Photo Courtesy of NBC
A new look at community college
April 13, 2020
In the midst of my Coronacation with all the time in the world, I feel as if I have been dropped into the middle of a sea of existential crises.
I find all these thoughts running through my head: what should I do right now? What would be productive? What is productive, for me? What am I working towards? What is my end goal, not just in this mystical time of seemingly suspended animation, but in life?
Since I am a normal human with a normal level of sanity, I decided to table these questions and busy my mind with something else entirely, something light and fun. Ergo, Community.
Community is an eccentric, silly, warm-hearted show centered around a group of seven community college students of all different ages and backgrounds. The show was recently added to the Netflix catalogue of television shows, and it did nothing to ease my tensions about my future.
Instead of distracting my weary mind, Community forced me to consider a recent pest of a question in the back of my mind: should I go to community college?
This thought creeps up in the back of my mind every so often; whenever I look at the distance between Encinitas and the East Coast, or I scroll to the bottom of the financial aid page of University of Washington and consider selling one of my kidneys.

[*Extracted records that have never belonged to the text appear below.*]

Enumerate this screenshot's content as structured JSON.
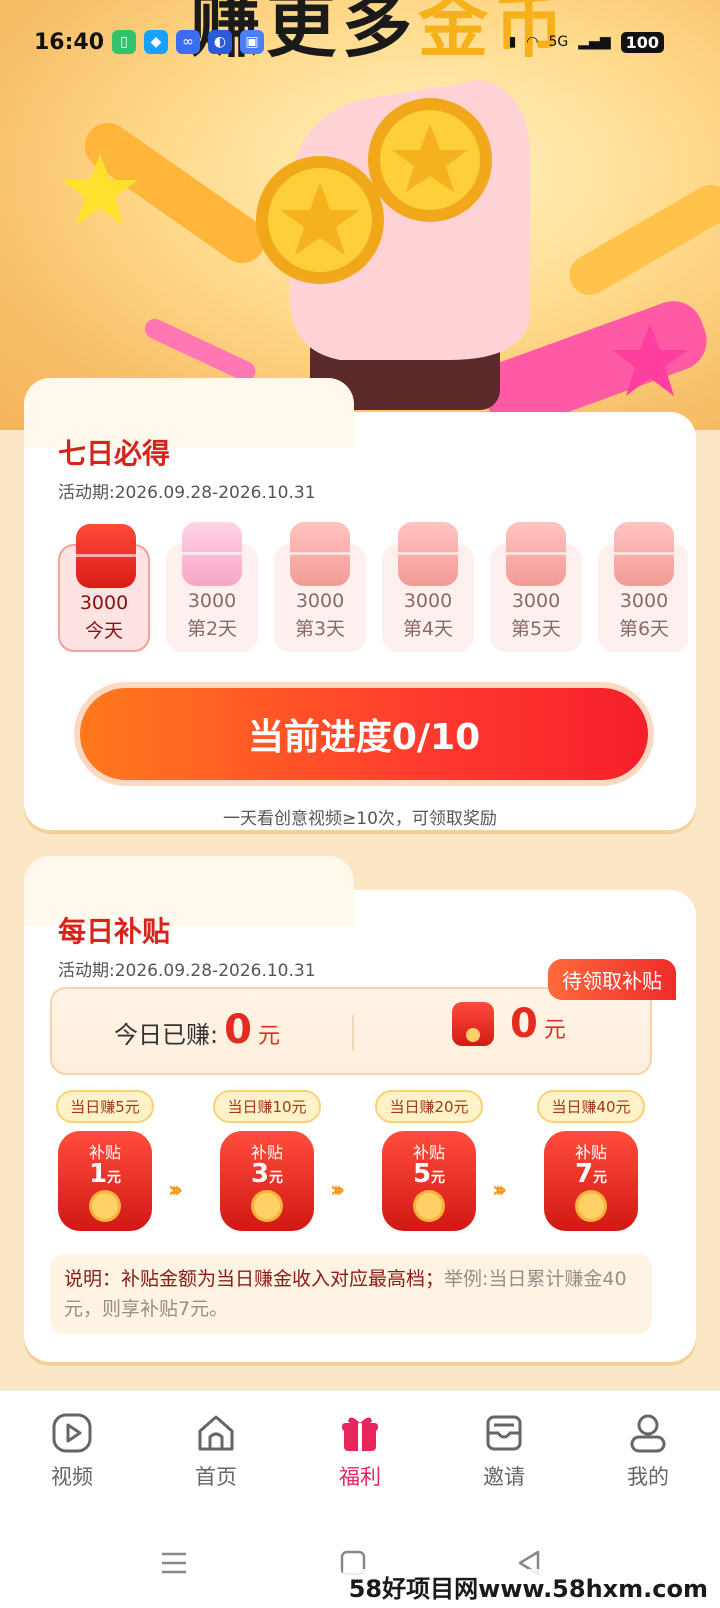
{
  "status_bar": {
    "time": "16:40",
    "network": "5G",
    "battery": "100"
  },
  "hero": {
    "title_dark": "赚更多",
    "title_gold": "金币"
  },
  "seven_day": {
    "title": "七日必得",
    "period": "活动期:2026.09.28-2026.10.31",
    "days": [
      {
        "amount": "3000",
        "label": "今天",
        "active": true
      },
      {
        "amount": "3000",
        "label": "第2天",
        "active": false
      },
      {
        "amount": "3000",
        "label": "第3天",
        "active": false
      },
      {
        "amount": "3000",
        "label": "第4天",
        "active": false
      },
      {
        "amount": "3000",
        "label": "第5天",
        "active": false
      },
      {
        "amount": "3000",
        "label": "第6天",
        "active": false
      }
    ],
    "progress_label": "当前进度0/10",
    "progress": {
      "current": 0,
      "total": 10
    },
    "tip": "一天看创意视频≥10次，可领取奖励"
  },
  "daily_subsidy": {
    "title": "每日补贴",
    "period": "活动期:2026.09.28-2026.10.31",
    "pending_tag": "待领取补贴",
    "earned_label": "今日已赚:",
    "earned_value": "0",
    "earned_unit": "元",
    "pending_value": "0",
    "pending_unit": "元",
    "tiers": [
      {
        "condition": "当日赚5元",
        "subsidy_label": "补贴",
        "amount": "1",
        "unit": "元"
      },
      {
        "condition": "当日赚10元",
        "subsidy_label": "补贴",
        "amount": "3",
        "unit": "元"
      },
      {
        "condition": "当日赚20元",
        "subsidy_label": "补贴",
        "amount": "5",
        "unit": "元"
      },
      {
        "condition": "当日赚40元",
        "subsidy_label": "补贴",
        "amount": "7",
        "unit": "元"
      }
    ],
    "note_main": "说明：补贴金额为当日赚金收入对应最高档；",
    "note_example": "举例:当日累计赚金40元，则享补贴7元。"
  },
  "bottom_nav": [
    {
      "label": "视频",
      "icon": "play-icon",
      "active": false
    },
    {
      "label": "首页",
      "icon": "home-icon",
      "active": false
    },
    {
      "label": "福利",
      "icon": "gift-icon",
      "active": true
    },
    {
      "label": "邀请",
      "icon": "envelope-icon",
      "active": false
    },
    {
      "label": "我的",
      "icon": "user-icon",
      "active": false
    }
  ],
  "watermark": "58好项目网www.58hxm.com",
  "colors": {
    "accent": "#e42b22",
    "nav_active": "#e8265e",
    "background": "#fbe6c5"
  }
}
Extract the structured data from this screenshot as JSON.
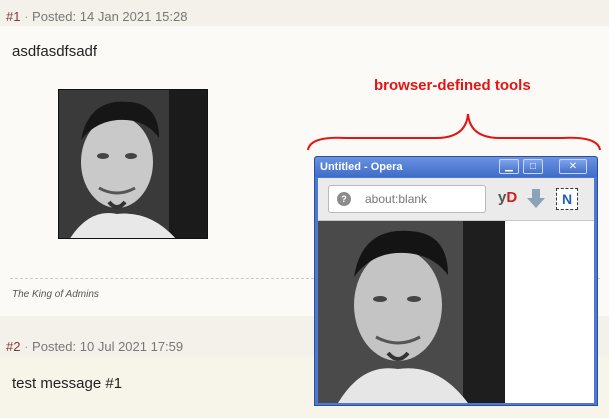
{
  "posts": [
    {
      "number": "#1",
      "posted_label": "Posted:",
      "posted_date": "14 Jan 2021 15:28",
      "message": "asdfasdfsadf",
      "signature": "The King of Admins"
    },
    {
      "number": "#2",
      "posted_label": "Posted:",
      "posted_date": "10 Jul 2021 17:59",
      "message": "test message #1"
    }
  ],
  "annotation": {
    "text": "browser-defined tools",
    "color": "#e31414"
  },
  "opera": {
    "title": "Untitled - Opera",
    "address": "about:blank",
    "tools": {
      "yd_y": "y",
      "yd_d": "D",
      "n_label": "N"
    },
    "icons": [
      "minimize-icon",
      "maximize-icon",
      "close-icon",
      "site-info-icon",
      "download-arrow-icon"
    ]
  },
  "colors": {
    "post_number": "#7a3b3b",
    "page_bg": "#f4f1ea",
    "window_blue": "#4d7ad0"
  }
}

But there was always one thought which held me back from just taking the plunge and planning to enroll at Mira Costa. One of the first lines of the show, spoken by the Dean of the fictional Greendale Community College, summed up my feelings perfectly: “What is community college? Well, you’ve heard all kinds of things. You’ve heard it’s a loser college for remedial teens, twenty-something dropouts, middle-aged divorcees, and old people keeping their minds active as they circle the drain of eternity.”
For the longest time, I believed community college to be the “lesser” path to take. It was what you did when you didn’t make the best grades in high school or you didn’t know what you wanted to do with your life. Since I was a kid, it has been ingrained in my head that community college would not be an acceptable path for me.
I marked the idea of “community college” with a stain of inadequacy. Of inferiority. Imperfection. For the longest time, I believed that community college would never be enough, and to choose such a path would be to commit to being less than what I could become.
But over the length of the show (and I won’t spoil anything), these community college students make their way through. They study, they work hard, and in the end they achieve great things– not necessarily the things they wanted when they stepped foot in the school, but things that coincided with themselves as grown people.
After watching this show, I realized how far down I had slipped into this idea of who I was to become. I realized that maybe I didn’t want a life so rigidly defined by expensive, collageit walls, and maybe community college is not the “lesser” way to go about my higher education. In fact, to say it is “lesser” than a four-year college might be to deny to yourself how non-conforming you are to the mold of “proper” higher education, as it is in my case.
Community showed me that perhaps community college is not an inferior step in the wrong direction, but simply a different step in the same direction.